The kinematics of an insect wing in hovering flight are parameterized by the temporal evolution of the angles of the wings with respect to the three rotational axes (Figure 1). The stroke angle $\varphi$ describes the sweeping motion of the wing on the horizontal plane and accounts for most of the kinetic energy of the wing. The pitching angle $\alpha$ is the geometric angle between the wing’s chord and the vertical axis. The elevation angle $\theta$ describes the motion normal to the stroke plane. The amplitude of the elevation angle during hovering is small compared to the stroke or the pitch angle amplitudes, and the contribution of the elevation to the lift production is negligible [28]. The elevation is not considered in this study.

The aerodynamics of flapping wings in hovering flight can be characterized using two non-dimensional parameters, the reduced frequency k and Reynolds number $Re$. To assume similar aerodynamics both k and $Re$ should be of the same order of magnitude (

Table 1. Wing parameters of three flying insects and the scaled model submerged in water with ${\nu }_{{20}^{\circ }C}=1.00\times {10}^{-6}{\mathrm{m}}^2{\mathrm{s}}^{-1}$.

Parameters			Honeybee [3]	Hawkmoth [3]	Hoverfly [32]	Model [31]
Wing stroke frequency	f	($\mathrm{Hz}$)	232	26	166	0.25
Wing chord	c	($\mathrm{m}\mathrm{m}$)	3	18.3	2.4	34
Wing span	R	($\mathrm{m}\mathrm{m}$)	10	48.3	9.03	107
Stroke amplitude	$2\varphi$	(${}^{\circ }$)	91	115	148.2	180
Reduced frequency	k		0.3	0.3	0.32	0.32
Reynolds number	$Re$		1412	5885	620	2510

).

The reduced frequency k is defined by:

$$k={\displaystyle \frac{\pi c}{2\varphi R_2}}$$

(1)

with c the wing’s chord length, $2\varphi$ the stroke amplitude and $R_2=\sqrt{{\int }_0^R{(R_0+r)}^{2}dr/R}$ the radius of the wing’s second moment of area [29,30]. Here, $R_0$ is the root-cut out, which is the distance between the stroke axis and the root of the wing as indicated in Figure 2. The reduced frequency quantifies the unsteadiness of the flow by comparing the spatial wavelength of the flow disturbance to the chord length. It strongly influences the relative contributions of acceleration reaction versus circulatory forces.

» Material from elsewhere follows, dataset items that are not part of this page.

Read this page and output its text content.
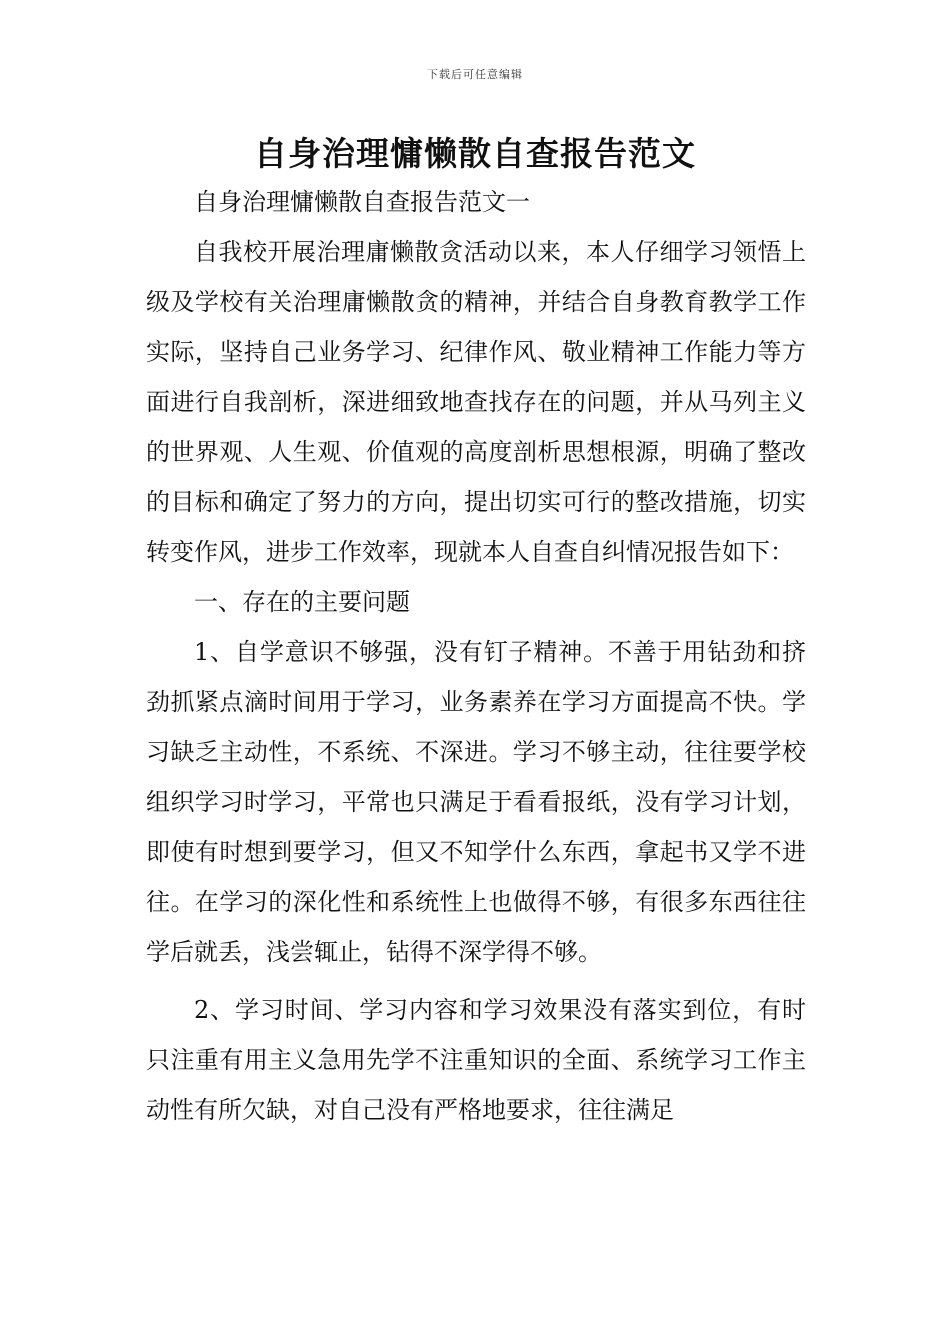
下载后可任意编辑
自身治理慵懒散自查报告范文

自身治理慵懒散自查报告范文一

自我校开展治理庸懒散贪活动以来，本人仔细学习领悟上级及学校有关治理庸懒散贪的精神，并结合自身教育教学工作实际，坚持自己业务学习、纪律作风、敬业精神工作能力等方面进行自我剖析，深进细致地查找存在的问题，并从马列主义的世界观、人生观、价值观的高度剖析思想根源，明确了整改的目标和确定了努力的方向，提出切实可行的整改措施，切实转变作风，进步工作效率，现就本人自查自纠情况报告如下：

一、存在的主要问题

1、自学意识不够强，没有钉子精神。不善于用钻劲和挤劲抓紧点滴时间用于学习，业务素养在学习方面提高不快。学习缺乏主动性，不系统、不深进。学习不够主动，往往要学校组织学习时学习，平常也只满足于看看报纸，没有学习计划，即使有时想到要学习，但又不知学什么东西，拿起书又学不进往。在学习的深化性和系统性上也做得不够，有很多东西往往学后就丢，浅尝辄止，钻得不深学得不够。

2、学习时间、学习内容和学习效果没有落实到位，有时只注重有用主义急用先学不注重知识的全面、系统学习工作主动性有所欠缺，对自己没有严格地要求，往往满足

The Reynolds number $Re$ is defined by:

$$Re={\displaystyle \frac{\overline{U}c}{\nu }}={\displaystyle \frac{2\varphi fc{R}_2}{\nu }}$$

(2)

with $\nu$ the kinematic viscosity of the fluid and $\overline{U}=2\varphi f{R}_2$ the stroke average velocity at the second moment of area.

The model wing shown in Figure 2 is similar to the one used by Krishna et al. [31]. The associated Reynolds number and reduced frequency are in the range of flying insects of the size of bees (Table 1).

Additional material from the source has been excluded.